Aşka meşke yer kalmadı ki... :)

5 yorum:

  1. eğik cetvelden düzgün çizgi çıkmaz kuzen..

    sorgulamaların; verdiğin örnekler hep hayatımızdan şeyler ve maalesef popüler kültürde entellektüelliğin dibine vurma adına yitip giden değerlerimizin birer tezahürleri..

    önce kızdığın sonra farkına varıp saygı duyduğun ama bir türlü açığa toplum baskısı adına dillendiremediğin bir durumu en iyi özetleyen bir program masterchef..

    şef olmuş o statüyü kendisine saygılandırmış bir kişiyi eleştirmenin ona hakaret etmenin entellik sanıldığı bir toplumdayız maalesef.. varoşları bilenler bir tekstil atölyesindeki çırakların ustalarından yediği azarları tamirhanedeki çırağın ustasından yediği dayağı çok iyi bilirler.. bu yüzden yalnızca onlar durumu anlamaya çabalarlar..
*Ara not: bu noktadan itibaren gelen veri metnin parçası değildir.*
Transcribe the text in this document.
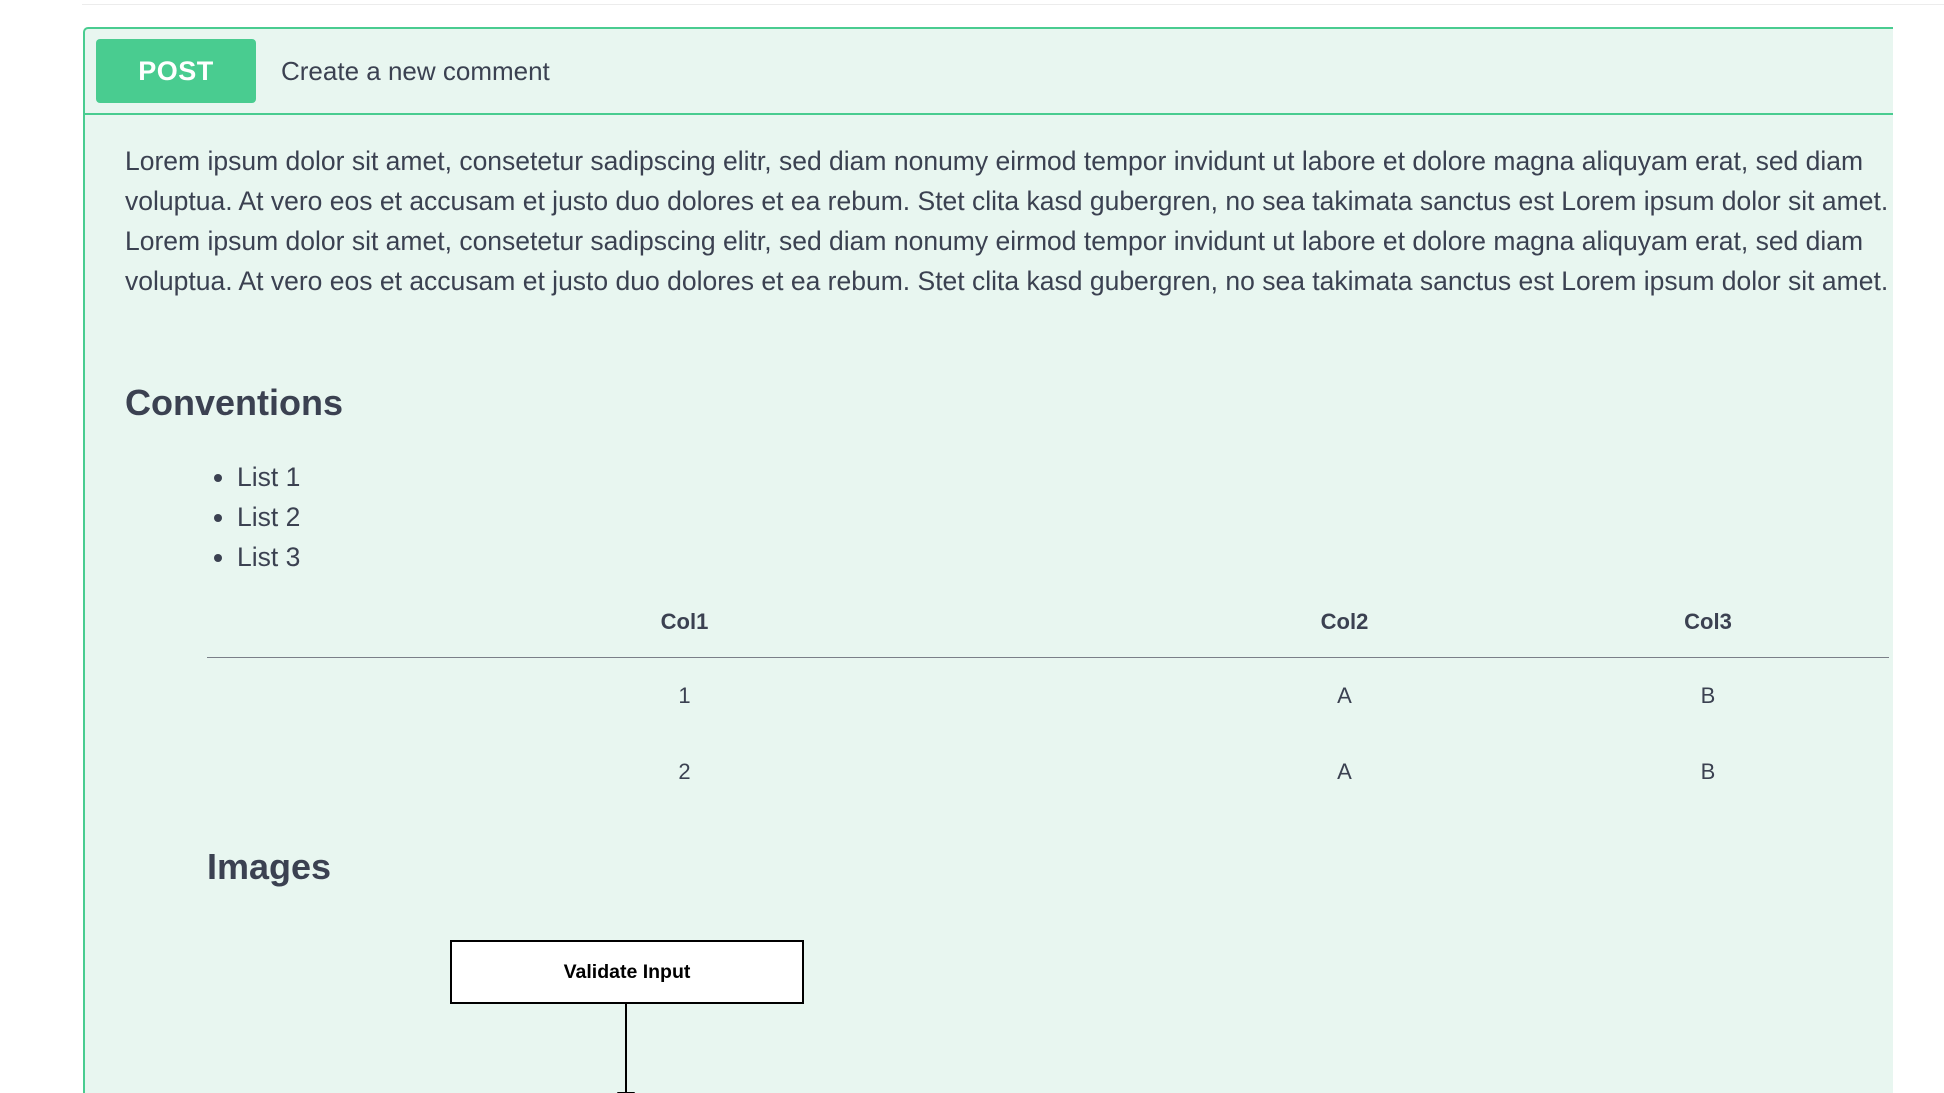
POST	Create a new comment

Lorem ipsum dolor sit amet, consetetur sadipscing elitr, sed diam nonumy eirmod tempor invidunt ut labore et dolore magna aliquyam erat, sed diam voluptua. At vero eos et accusam et justo duo dolores et ea rebum. Stet clita kasd gubergren, no sea takimata sanctus est Lorem ipsum dolor sit amet. Lorem ipsum dolor sit amet, consetetur sadipscing elitr, sed diam nonumy eirmod tempor invidunt ut labore et dolore magna aliquyam erat, sed diam voluptua. At vero eos et accusam et justo duo dolores et ea rebum. Stet clita kasd gubergren, no sea takimata sanctus est Lorem ipsum dolor sit amet.

Conventions
• List 1
• List 2
• List 3
Col1	Col2	Col3
1	A	B
2	A	B
Images
Validate Input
    gene iç gıcıklayıcı yok yeaa ben öyle değilim valla billa bende aynı senin gibi düşünmüştüm yorumlarını dillere pelesenk edici bir yazı olmuş.. tebriki takdire aşiyan.. kalp kalp.. :))

    YanıtlaSil
  2. Ne zamandır görmüyordum seni bloğumda? Hoşgeldin yeniden.;)
    Bu yazının da tartışma yaratacağını biliyordum, yanılmamışım. Bir saattir ciddi bir uğraş veriyorum, anlatmak istediğimi anlatmak için.
    Sanırım sadece bu acımasız yargılamalar, ya da hadi anlaşmazlıklar için, çok kısa sürede yeni bir yazı yazmam gerekecek.;)
    Şiddet savunduğum noktasına varıldı. Ben ve şiddet?
    Ve bu yazı zaten şiddeti savunan bir yazı değil, gerisini akşama tamamlayayım.;)
    Teşekkür ederim Orhan. Sevgiyle.

    Sana not: Projeyi hayata geçirmemize az kaldı, sanal dünya bir site daha kazanacak.;) Hazır ol, çarpıcı öykülerin yazarı.;)

    YanıtlaSil
  3. o programa toplam 1-2 defa denk geldim ve çok kısa süre izledim. diğerleri için bir şey demem ama kastettiğiniz kişi zanndiyorum tıknaz sürekli eli cebide kadın erkek herkese fiziksel müdahale ederek, sürekli bir itme hamlesi yaparak okuyamamanın verdiği ezikliği ego tatmini olarak dışa vuran payelendirilmiş biri. ikinci bir armağan vakası sahi armağan vardı nerelerde şimdi ;)

    YanıtlaSil
  4. ilk kez bana lisede ki hocam dışında not veren biri var.. o hep düşük verirdi notları.. gelsin kuzen klavyemdeki mürekkep kuruyana dek buralardayım ben.. :)))

    YanıtlaSil
  5. Ben, yıpratıcı bir fiziksel müdaheleye tanık olmadım Can. Genellikle tencere tavalarla döğüşür, azarlar. Ha, kola omuza dokunarak anlatmadan söz ediyorsan, bu bizim milletçe sık kullandığımız bir yöntem.;)
    Şimdi bir gazete yazısının başlığını okur, başlığa yorum yaparsak, pek doğru bir yaklaşım olmaz. Önemli olan içeriktir. Bir filmin fragmanına, romanın arka kapağına bakarak, yorum yapamayacağımız gibi. Amaç iyi anlaşılmazsa, yorumlarda hataya düşebiliriz. Anlatabildim sanırım?